If the Pakistanis, with the Durand Line still under question from the Afghan side, a thousand mile long porous border impossible to control, nearly 30000 killed in wanton acts of urban terror inside Pakistan, a raging insurgency in Balochistan allegedly fuelled from outside, interpret the Indo-Afghan strategic alliance in similar terms, are they to blame? That Pakistan needs to recognise the peculiar demographic tapestry of Afghanistan in defining its interests is a valid point. The return of a Taliban-ruled Afghanistan strategically tied to Pakistan is no longer a viable proposition. In that event the massive Western investment in that country would be seen to have been wasted which even a superpower in retreat will not countenance. Also, the anti-Taliban coalition is in a far stronger position than in 1996. Other regional states have their own reservations about the restitution of the pre-2001 political dispensation in Afghanistan.

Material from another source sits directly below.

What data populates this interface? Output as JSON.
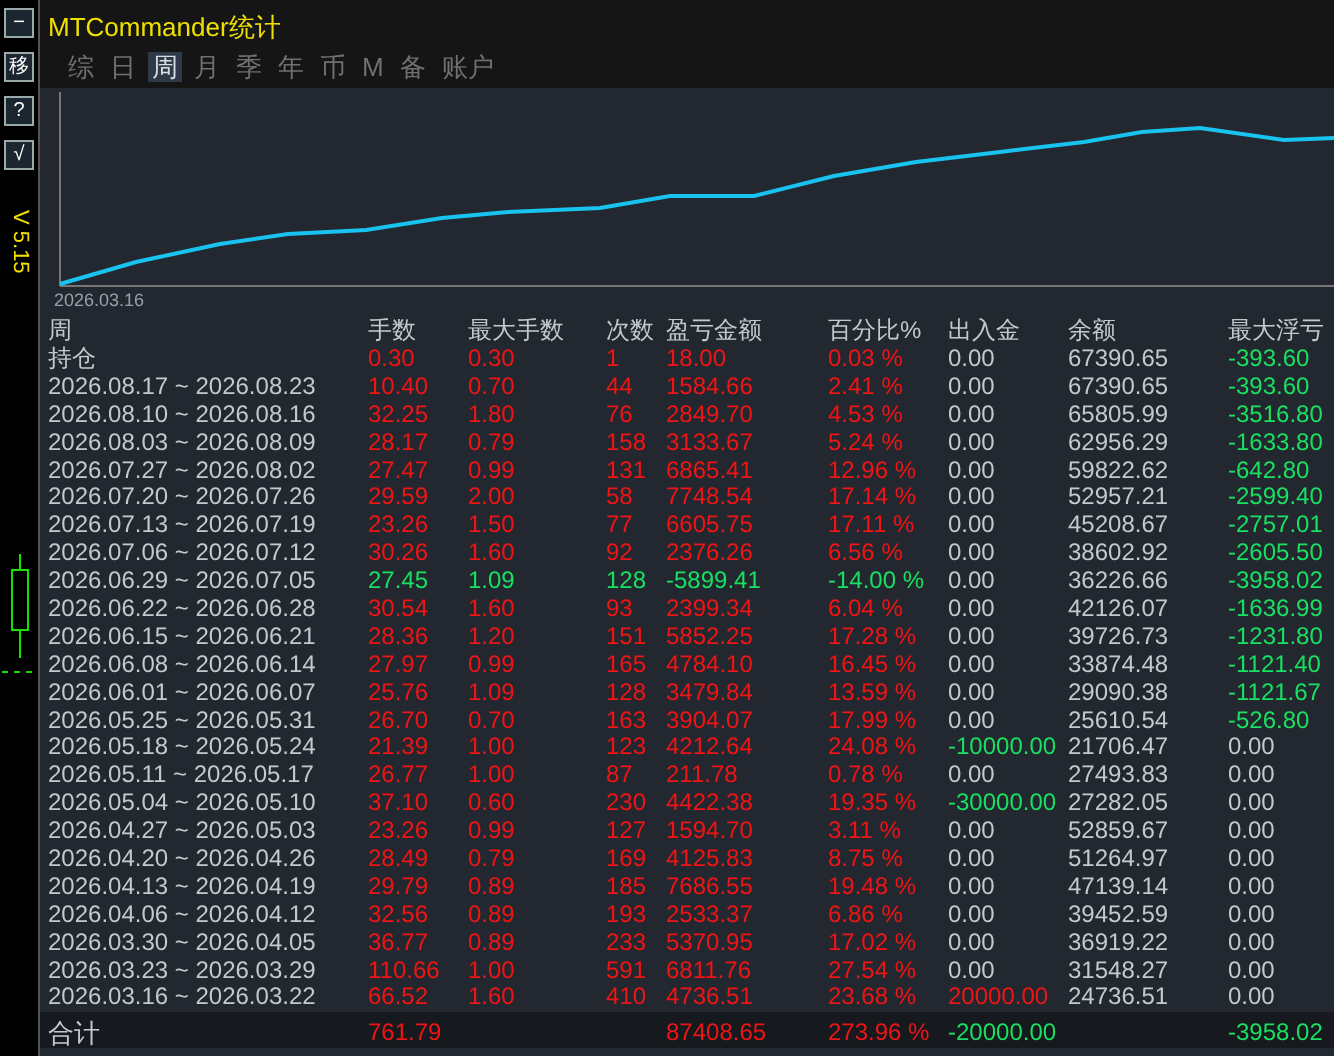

Equally untenable is the goal of installing a government in Afghanistan which is beholden to India for its security. From the Pakistani perspective it would be considered an undisguised, if not a crude attempt, to bequeath Afghanistan to the Northern Alliance underpinned by India’s military power. Essentially, Pakistan, the most directly affected party in this whole episode, is being invited to accept India as the regional hegemon and to adjust its policies and interests accordingly. Two questions arise: is this going to work and secondly and more crucially, is this the best way to clean up the mess in Afghanistan? The United States is spending $12 billion a year to train the Afghan security forces. According to the Washington Post of September 4 the attrition rate in the Afghan National Army during 2010 was 32% which means that one in three soldiers deserted. During the first half of this year, 24000 Afghan soldiers walked away. By the end of 2011 the attrition is expected to touch 24% for the year ie, one in four soldiers. At this rate not much of the Afghan National Army would be left for India to train.
The current state of war readiness of Afghan security forces reflects poorly on a decade of efforts by the finest military in the world and expenditure of tens of billions of dollars. The Indo-Afghan strategic alliance assumes that the Indian trainers will succeed where the Americans did not. It is well understood that Mr Karzai does not have much by way of independent decision making but one would have credited him with some common sense. How did it occur to him that a nation, which for centuries has rejected the hegemony of three great empires, the British, the Soviet and now the Americans, will suddenly agree to become an Indian protectorate?
By making this move Karzai has succeeded in losing whatever little credibility he was left with in Pakistan. The latter’s doubts over the Afghan President’s commitment to a negotiated settlement now stand confirmed.
These shortsighted maneuvers will make matters more difficult for all stakeholders who would do well to listen to the advice of the man who knows Afghanistan better than most. Writing in the Telegraph recently Sherard Cowper-Coles, Britain’s Afghan envoy from 2007 to 2010, while ridiculing NATO’s claims of victory in Afghanistan, described the current strategy of replacing western soldiers in the forward operating bases with Tajiks as pure “fantasy” since they would be as alien to the southern Pushtun tribes as the Americans and the British. There was still time, the envoy enjoined, to correct the errors of the past ten years but that would require “a Herculean effort of American-led diplomacy, to bring together all the internal parties to the conflict – not just the various brands of Taliban – and, so as to apply outside in pressure for peace, all the regional powers.”
Therein lies the path for peace and reconciliation in Afghanistan. For Karzai to look for protection from India against a sizeable segment of his own people is not the way to put closure to a particularly unfortunate chapter in that country’s troubled history. Whether the British envoy’s authoritative voice is heeded would be known during the forthcoming international conference in Istanbul.